NC: Wilmington's 1898 Race Riot Frequently Asked Questions


 The following is presented in the interest of providing accurate information and what is known about the “race riot” (contemporaries referred to it as the “Wilmington Rebellion”) and based upon the bestinformation available – primarily as close to the conflict as possible and by credible eyewitnesses or scholars. Most if not all responses to questions have their sources cited for further reading.

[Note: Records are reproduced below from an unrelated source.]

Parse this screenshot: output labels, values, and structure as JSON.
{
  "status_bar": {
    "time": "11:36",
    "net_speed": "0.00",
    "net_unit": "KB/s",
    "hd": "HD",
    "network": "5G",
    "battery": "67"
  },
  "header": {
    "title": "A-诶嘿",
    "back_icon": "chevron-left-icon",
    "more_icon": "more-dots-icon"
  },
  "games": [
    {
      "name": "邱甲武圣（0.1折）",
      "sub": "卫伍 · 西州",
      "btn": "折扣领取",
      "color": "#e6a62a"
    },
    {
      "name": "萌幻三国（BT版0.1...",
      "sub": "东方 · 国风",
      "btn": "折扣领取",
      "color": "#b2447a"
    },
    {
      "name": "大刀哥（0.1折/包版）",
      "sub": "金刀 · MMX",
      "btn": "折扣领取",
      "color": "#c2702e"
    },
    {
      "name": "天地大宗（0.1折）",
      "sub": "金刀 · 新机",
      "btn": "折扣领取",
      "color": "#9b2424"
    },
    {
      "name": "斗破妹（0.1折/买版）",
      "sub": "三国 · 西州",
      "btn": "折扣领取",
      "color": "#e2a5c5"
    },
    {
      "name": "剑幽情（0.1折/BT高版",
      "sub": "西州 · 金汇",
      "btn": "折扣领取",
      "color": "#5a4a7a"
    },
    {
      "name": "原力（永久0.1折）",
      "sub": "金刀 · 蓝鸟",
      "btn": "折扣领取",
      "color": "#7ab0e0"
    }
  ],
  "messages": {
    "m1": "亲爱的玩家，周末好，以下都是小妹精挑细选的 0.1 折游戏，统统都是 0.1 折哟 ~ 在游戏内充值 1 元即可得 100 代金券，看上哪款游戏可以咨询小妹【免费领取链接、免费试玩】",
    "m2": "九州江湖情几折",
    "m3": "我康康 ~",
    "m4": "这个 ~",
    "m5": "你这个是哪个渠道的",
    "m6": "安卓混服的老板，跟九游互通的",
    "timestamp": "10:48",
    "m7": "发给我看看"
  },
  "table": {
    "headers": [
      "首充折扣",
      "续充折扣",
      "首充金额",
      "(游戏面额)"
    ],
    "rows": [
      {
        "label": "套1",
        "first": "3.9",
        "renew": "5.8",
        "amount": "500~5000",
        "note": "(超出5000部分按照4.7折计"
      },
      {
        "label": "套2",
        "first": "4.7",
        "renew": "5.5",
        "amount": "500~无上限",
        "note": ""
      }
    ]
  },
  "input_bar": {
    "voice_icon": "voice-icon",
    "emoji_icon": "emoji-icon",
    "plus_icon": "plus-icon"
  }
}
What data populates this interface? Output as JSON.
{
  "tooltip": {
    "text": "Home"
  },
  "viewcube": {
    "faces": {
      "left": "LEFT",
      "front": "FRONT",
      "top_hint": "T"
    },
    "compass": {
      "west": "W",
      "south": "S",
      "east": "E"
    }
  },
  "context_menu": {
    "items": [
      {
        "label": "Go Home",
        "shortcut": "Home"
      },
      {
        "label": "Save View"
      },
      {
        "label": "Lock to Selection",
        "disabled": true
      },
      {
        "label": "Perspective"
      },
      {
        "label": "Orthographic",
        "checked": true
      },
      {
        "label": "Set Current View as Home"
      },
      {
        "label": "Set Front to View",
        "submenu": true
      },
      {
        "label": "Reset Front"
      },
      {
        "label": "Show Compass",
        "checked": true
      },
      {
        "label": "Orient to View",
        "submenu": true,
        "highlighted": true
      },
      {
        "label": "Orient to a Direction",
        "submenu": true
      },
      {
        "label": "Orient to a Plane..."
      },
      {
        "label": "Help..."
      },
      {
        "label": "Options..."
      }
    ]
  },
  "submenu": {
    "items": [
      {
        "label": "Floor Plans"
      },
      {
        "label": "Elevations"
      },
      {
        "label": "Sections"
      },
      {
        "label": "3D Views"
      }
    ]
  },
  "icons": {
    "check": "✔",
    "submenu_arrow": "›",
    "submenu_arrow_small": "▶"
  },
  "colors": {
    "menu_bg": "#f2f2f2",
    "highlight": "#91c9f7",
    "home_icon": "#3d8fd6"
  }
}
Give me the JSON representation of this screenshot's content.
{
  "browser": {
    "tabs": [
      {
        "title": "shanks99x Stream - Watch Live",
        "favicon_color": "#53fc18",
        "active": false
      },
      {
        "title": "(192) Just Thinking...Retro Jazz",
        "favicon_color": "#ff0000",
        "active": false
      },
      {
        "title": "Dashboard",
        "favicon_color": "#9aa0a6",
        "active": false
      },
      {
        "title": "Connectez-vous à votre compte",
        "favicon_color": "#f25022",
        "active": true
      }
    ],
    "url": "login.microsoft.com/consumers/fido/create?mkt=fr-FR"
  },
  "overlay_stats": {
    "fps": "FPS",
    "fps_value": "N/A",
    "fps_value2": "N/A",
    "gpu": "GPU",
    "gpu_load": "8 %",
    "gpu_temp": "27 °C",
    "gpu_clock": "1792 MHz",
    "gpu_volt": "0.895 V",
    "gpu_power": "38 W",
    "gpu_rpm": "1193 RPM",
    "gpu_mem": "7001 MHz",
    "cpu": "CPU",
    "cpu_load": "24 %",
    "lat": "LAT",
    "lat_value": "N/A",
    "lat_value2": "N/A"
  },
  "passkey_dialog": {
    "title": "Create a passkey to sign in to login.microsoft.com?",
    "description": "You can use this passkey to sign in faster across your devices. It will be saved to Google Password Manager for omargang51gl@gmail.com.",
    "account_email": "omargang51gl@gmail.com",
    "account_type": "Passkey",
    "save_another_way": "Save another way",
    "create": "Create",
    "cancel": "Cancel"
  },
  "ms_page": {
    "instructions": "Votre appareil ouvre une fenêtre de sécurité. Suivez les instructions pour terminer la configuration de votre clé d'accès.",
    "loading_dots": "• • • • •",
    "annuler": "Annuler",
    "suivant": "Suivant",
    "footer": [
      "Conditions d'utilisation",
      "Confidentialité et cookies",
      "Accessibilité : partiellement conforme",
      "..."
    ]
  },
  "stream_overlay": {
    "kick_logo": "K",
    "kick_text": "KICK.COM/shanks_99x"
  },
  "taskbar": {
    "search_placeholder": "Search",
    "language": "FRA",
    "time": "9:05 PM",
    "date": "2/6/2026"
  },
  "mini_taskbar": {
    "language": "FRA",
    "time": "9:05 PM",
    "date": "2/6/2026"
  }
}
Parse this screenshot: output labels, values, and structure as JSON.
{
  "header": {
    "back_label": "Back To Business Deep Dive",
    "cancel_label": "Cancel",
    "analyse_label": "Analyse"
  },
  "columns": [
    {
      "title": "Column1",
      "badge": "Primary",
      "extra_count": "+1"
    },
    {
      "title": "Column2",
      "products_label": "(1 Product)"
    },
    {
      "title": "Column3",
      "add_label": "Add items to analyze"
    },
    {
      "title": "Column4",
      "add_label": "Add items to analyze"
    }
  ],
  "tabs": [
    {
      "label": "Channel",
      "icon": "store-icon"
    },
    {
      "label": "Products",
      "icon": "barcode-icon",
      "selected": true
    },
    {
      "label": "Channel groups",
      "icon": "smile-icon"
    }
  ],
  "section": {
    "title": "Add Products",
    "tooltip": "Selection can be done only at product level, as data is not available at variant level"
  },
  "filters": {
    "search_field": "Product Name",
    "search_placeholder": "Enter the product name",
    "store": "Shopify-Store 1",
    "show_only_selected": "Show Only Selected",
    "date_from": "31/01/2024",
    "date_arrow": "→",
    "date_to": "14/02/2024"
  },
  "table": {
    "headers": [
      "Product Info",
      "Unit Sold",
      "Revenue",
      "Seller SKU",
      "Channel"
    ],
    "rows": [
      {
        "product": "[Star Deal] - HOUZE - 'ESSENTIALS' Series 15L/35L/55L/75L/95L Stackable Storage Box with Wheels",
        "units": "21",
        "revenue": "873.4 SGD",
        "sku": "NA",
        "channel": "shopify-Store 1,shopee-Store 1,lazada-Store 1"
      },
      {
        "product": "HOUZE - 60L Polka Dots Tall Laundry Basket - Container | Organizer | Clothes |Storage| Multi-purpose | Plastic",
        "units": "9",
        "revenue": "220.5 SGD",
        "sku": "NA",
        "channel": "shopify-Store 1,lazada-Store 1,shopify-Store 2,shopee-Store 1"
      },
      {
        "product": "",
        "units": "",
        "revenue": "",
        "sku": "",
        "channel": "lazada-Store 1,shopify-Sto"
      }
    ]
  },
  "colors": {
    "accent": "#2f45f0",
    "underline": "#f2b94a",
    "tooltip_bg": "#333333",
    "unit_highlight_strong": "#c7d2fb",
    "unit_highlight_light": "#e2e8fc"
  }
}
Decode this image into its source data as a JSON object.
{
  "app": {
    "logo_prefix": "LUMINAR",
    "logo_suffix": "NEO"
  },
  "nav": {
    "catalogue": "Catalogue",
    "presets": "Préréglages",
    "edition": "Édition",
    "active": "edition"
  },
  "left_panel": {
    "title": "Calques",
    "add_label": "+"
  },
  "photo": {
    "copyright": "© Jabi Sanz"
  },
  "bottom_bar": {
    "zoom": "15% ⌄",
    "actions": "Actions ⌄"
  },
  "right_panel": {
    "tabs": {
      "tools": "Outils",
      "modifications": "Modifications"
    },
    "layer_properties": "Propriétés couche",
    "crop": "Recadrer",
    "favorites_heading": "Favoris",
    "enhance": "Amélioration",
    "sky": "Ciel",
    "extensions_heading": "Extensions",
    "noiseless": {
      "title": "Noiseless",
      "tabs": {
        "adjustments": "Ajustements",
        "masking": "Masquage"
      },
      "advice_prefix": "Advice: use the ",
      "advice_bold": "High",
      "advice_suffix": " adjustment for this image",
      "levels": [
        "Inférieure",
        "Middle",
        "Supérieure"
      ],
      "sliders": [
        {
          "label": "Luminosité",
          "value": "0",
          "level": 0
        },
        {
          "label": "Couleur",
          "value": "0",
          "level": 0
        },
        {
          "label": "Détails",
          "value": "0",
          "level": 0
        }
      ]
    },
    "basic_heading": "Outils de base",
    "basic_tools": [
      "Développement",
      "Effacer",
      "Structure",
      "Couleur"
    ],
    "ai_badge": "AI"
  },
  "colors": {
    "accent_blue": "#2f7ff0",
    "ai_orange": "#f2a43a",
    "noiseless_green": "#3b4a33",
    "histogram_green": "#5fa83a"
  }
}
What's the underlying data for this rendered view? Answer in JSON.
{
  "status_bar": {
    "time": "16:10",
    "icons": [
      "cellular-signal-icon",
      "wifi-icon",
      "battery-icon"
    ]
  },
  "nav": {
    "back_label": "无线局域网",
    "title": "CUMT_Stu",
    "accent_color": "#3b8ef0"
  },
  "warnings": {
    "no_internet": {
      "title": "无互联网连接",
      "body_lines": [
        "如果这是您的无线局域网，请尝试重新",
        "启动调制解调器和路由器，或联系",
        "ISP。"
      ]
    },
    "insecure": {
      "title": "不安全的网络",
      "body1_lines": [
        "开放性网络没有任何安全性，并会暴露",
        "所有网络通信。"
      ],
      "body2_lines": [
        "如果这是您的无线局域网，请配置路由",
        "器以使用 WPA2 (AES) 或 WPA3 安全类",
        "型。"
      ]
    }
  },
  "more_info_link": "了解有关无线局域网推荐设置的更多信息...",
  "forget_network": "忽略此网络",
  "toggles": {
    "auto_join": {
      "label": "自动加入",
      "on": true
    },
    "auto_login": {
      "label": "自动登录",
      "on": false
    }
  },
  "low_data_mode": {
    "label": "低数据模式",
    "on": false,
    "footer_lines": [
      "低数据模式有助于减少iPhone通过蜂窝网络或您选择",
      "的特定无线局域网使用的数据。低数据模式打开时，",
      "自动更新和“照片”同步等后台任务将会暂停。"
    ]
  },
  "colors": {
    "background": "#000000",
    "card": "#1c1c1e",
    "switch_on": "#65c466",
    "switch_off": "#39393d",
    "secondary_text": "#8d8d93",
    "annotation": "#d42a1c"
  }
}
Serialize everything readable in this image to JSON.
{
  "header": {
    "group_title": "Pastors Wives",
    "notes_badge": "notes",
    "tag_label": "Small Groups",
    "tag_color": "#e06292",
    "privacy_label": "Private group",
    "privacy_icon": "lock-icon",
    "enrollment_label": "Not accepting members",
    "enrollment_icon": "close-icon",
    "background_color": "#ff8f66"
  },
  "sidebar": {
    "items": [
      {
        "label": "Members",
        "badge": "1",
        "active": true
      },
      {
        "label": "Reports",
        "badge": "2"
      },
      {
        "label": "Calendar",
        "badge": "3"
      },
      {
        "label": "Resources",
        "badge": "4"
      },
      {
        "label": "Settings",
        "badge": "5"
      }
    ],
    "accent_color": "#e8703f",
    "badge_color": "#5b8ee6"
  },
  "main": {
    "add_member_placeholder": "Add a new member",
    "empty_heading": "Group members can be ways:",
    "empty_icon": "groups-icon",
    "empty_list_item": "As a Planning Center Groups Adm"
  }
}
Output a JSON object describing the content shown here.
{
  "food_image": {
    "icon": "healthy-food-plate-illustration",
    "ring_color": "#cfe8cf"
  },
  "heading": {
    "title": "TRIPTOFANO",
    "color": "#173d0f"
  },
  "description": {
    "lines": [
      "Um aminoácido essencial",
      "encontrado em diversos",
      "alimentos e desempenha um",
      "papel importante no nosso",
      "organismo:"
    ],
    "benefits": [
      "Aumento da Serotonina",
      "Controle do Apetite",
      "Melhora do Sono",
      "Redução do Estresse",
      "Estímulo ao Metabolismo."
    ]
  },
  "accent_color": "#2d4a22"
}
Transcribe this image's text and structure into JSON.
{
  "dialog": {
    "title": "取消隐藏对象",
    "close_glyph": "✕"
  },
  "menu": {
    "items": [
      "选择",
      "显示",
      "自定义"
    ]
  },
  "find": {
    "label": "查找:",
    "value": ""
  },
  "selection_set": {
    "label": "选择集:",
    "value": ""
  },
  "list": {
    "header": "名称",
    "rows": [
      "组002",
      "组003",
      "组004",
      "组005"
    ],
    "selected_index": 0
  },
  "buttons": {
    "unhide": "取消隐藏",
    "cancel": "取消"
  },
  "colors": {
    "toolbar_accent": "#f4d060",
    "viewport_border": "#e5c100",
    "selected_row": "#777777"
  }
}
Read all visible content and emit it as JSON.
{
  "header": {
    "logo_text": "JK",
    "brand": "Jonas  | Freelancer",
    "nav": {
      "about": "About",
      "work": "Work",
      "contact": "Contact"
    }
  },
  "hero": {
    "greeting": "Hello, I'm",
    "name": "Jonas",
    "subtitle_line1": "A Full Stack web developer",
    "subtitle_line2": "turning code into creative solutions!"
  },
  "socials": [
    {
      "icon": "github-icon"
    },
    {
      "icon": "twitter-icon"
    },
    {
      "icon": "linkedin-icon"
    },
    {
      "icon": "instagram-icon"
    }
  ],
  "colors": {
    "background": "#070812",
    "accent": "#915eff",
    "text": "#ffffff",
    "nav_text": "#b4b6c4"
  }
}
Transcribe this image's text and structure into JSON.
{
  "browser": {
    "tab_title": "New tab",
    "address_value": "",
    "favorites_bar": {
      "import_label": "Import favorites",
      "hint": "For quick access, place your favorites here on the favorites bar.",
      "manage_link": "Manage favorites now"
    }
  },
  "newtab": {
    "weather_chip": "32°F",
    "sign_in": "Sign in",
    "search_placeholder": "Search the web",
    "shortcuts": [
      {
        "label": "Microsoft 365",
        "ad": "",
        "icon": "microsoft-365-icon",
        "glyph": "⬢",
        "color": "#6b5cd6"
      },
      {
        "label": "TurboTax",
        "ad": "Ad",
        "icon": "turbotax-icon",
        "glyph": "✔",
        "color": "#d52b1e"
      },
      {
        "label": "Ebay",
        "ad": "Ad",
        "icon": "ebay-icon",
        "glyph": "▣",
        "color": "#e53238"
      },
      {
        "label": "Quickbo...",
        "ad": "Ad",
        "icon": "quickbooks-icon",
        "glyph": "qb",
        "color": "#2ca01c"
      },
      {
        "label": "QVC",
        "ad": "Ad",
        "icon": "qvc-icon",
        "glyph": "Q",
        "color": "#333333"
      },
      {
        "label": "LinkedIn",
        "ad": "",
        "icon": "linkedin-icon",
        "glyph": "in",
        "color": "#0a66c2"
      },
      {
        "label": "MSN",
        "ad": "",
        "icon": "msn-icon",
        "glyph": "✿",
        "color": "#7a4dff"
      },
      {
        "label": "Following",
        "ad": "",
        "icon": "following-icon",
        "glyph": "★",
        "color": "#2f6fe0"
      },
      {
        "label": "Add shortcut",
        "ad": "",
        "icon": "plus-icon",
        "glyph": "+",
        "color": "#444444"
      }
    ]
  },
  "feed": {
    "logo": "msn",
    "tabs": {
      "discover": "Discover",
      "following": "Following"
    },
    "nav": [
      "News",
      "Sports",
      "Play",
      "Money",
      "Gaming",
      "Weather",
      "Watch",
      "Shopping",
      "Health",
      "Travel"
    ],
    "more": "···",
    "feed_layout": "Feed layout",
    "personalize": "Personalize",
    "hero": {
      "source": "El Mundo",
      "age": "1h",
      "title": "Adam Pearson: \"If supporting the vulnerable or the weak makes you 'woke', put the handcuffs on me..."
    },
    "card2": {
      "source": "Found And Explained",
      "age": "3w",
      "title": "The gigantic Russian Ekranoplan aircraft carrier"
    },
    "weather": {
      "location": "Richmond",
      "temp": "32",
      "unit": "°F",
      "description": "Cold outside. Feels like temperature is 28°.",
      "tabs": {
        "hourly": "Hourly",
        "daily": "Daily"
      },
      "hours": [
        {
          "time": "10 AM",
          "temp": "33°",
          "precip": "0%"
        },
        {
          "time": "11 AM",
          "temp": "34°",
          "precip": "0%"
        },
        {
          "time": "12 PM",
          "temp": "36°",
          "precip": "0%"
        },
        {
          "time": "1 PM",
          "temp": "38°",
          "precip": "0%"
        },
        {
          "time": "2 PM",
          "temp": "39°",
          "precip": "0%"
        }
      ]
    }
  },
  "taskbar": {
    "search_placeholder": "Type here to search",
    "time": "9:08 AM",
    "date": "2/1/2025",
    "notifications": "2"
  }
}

For an accurate understanding of the political and racial atmosphere in late 1860s through 1890s North Carolina and Wilmington, we highly recommend the following titles as worthy of the reader’s time, and they are cited below:

Reconstruction in NC, Jos. deR. Hamilton, 1971

Politics in Wilmington/New Hanover County, McDuffie, 1979

Editor in Politics, Josephus Daniels, UNC Press, 1941

Life and Speeches of Charles B. Aycock, Conner/Poe, 1912

Prince of Carpetbaggers, Jonathan Daniels, 1958

Chronicles of the Cape Fear, James Sprunt, 1916

Pictorial/Historical New Hanover County/Wilmington, deRosset, 1938

Memoirs of An Octogenarian, John D. Bellamy, Jr. 1941

 General Overview

Black newspaperman Alexander Manly, perhaps due to lagging revenue and prone to inflammatory editorials like the one cited below, was responding to an 1897 speech by Georgian Rebecca Felton to a Georgia Agricultural Fair assembly. She decried the rape of white farm women by black men while the white farmers were working the fields, and that this crime had become epidemic. She blamed the Republican party for fostering the belief among blacks that their crime of rape would not be punished.  Manly's editorial was seen as suggesting that the rape was somehow consensual and absolving the criminal.